Las campañas antes tan hermosas, rebosantes de vida, estaban ahora mustias, llenas de desolación profunda. Creeríase que un ciclón inmenso las hubiese devastado de norte a sur y del este al occidente, sepultando hasta el último rebaño bajo las ruinas del desastre.
Soplaba como un viento asolador sobre los campos; la grande propiedad parecía aniquilada. No se veían ya numerosos los ganados agrupados en los valles o en las faldas de las sierras.
En su mayor parte las viviendas estaban sin moradores, saqueadas, en escombros, y en estas «taperas» crecía la yerba salvaje hasta ocultar los picachos del lodo seco. ¿Para qué hombres y perros pastores? En la tierra conquistada había concluido, la labor libre y muerto toda industria. Sus hijos, ya exánimes los unos, los otros errantes, habían agotado en lucha tenaz, todo el caudal de su esfuerzo bravío.
El desaliento cundía a modo de vaho asfixiante de uno a otro confín; no se elevaban cabezas altivas, ni brazos poderosos, ni gritos terribles de combate, allí donde durante nueve años se habían chocado múltiples ejércitos y consagrádose a hierro y fuego la aspiración constante de libertad.
Los nuevos dueños del país allanaban las propiedades y se repartían los frutos. Acompañábales la sed insaciable de riquezas que se apodera de los fuertes en pos de fáciles victorias y extendían la garra con la brutalidad de la bestia cebada. Ninguna barrera podía detenerlos. Dineros, bienes, honras, vidas, todo era barrido por la ola de la conquista.
En los primeros días, a través de las cuchillas, a lo largo de los caminos, en lo hondo de los valles, un ruido pavoroso, cada vez en aumento, un mugido extenso, continuó, siniestro, formado por infinitos ecos, llenaba de aflicción los pagos.
Las pocas mujeres que habían quedado en sus moradas, salían inquietas a las puertas o se lanzaban angustiadas a las vecinas lomas, atraídas por aquellos ruidos de tronada, conjunto de balidos y clamores, de relinchos y carreras.
Entre enormes polvaredas, cuyas nubes se extendían al ras del suelo como humazos de combate en un día sereno, se corrían hacia la frontera cual impulsadas por un viento tempestuoso considerables tropas de ganado.
El arreo era completo.
Sin número de astas en tumulto apiñadas, chocándose, formando una verdadera selva de pitones agudos, sobrenadaban en el nubarrón de tierra, doradas por el sol y se escurrían veloces, a lo largo de las carreteras. Entre aquel turbión de volutas de polvo, de cornamentas y de pezuñas en perpetuo movimiento, distinguíanse las cabezas de los jinetes, que agitaban aún más el torbellino con las banderolas sus rejones, prolongados silbos y voces atronadoras.

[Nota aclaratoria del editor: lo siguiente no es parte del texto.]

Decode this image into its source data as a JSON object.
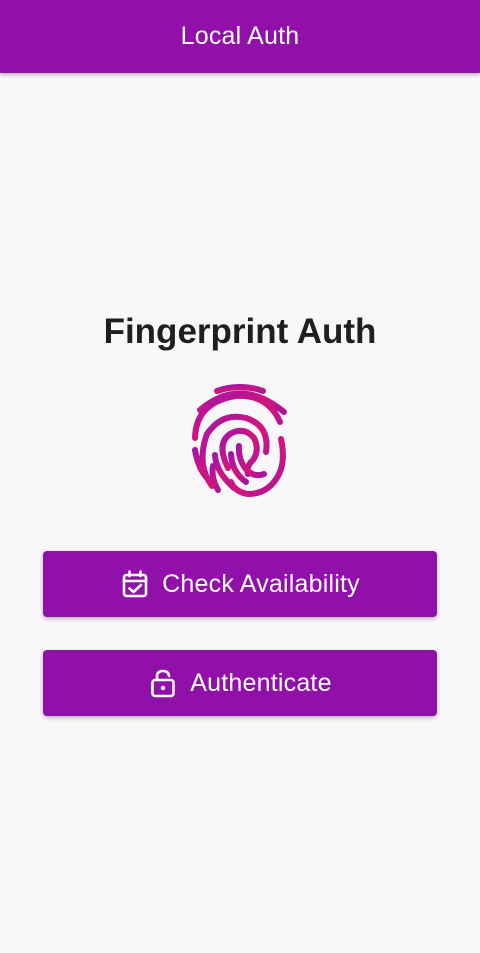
{
  "app_bar": {
    "title": "Local Auth"
  },
  "main": {
    "title": "Fingerprint Auth",
    "fingerprint_icon": "fingerprint-icon",
    "buttons": [
      {
        "label": "Check Availability",
        "icon": "calendar-check-icon"
      },
      {
        "label": "Authenticate",
        "icon": "lock-open-icon"
      }
    ]
  },
  "colors": {
    "primary": "#9110aa",
    "background": "#faf7fb",
    "title_text": "#1f1f1f",
    "fingerprint_start": "#b0169a",
    "fingerprint_end": "#d8146a"
  }
}
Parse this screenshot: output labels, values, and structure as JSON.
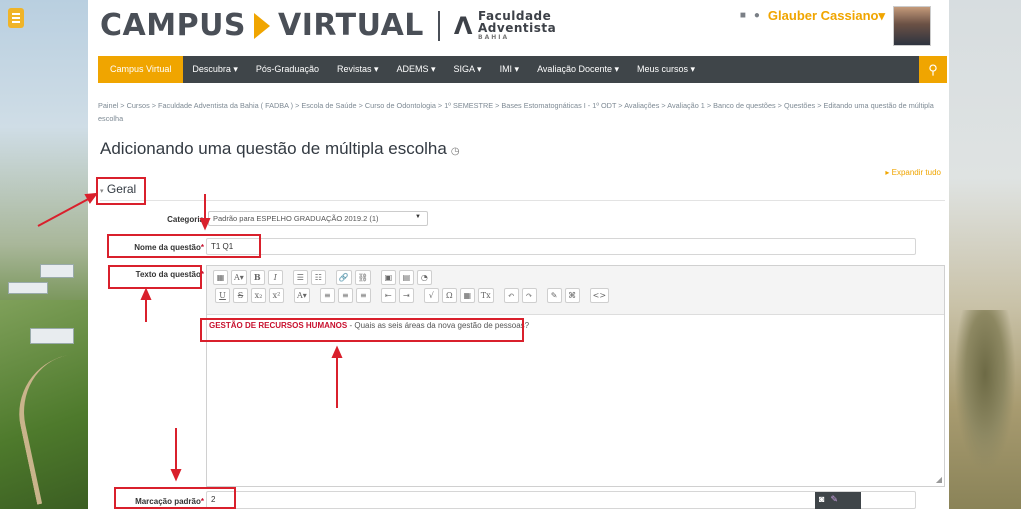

Eran soldados riograndeses y paulistas.
Alguna vez, el clarín acompañaba a los voceros con notas roncas y estridentes.
La torada se atropellaba entre bufidos, llevándose por delante novillos y embistiendo a los flanqueadores; y entonces el ganado arisco, casi cimarrón, se deslizaba rápido hacia los montes, en los que en gran parte se guarecía, aplastando ramas y malezas.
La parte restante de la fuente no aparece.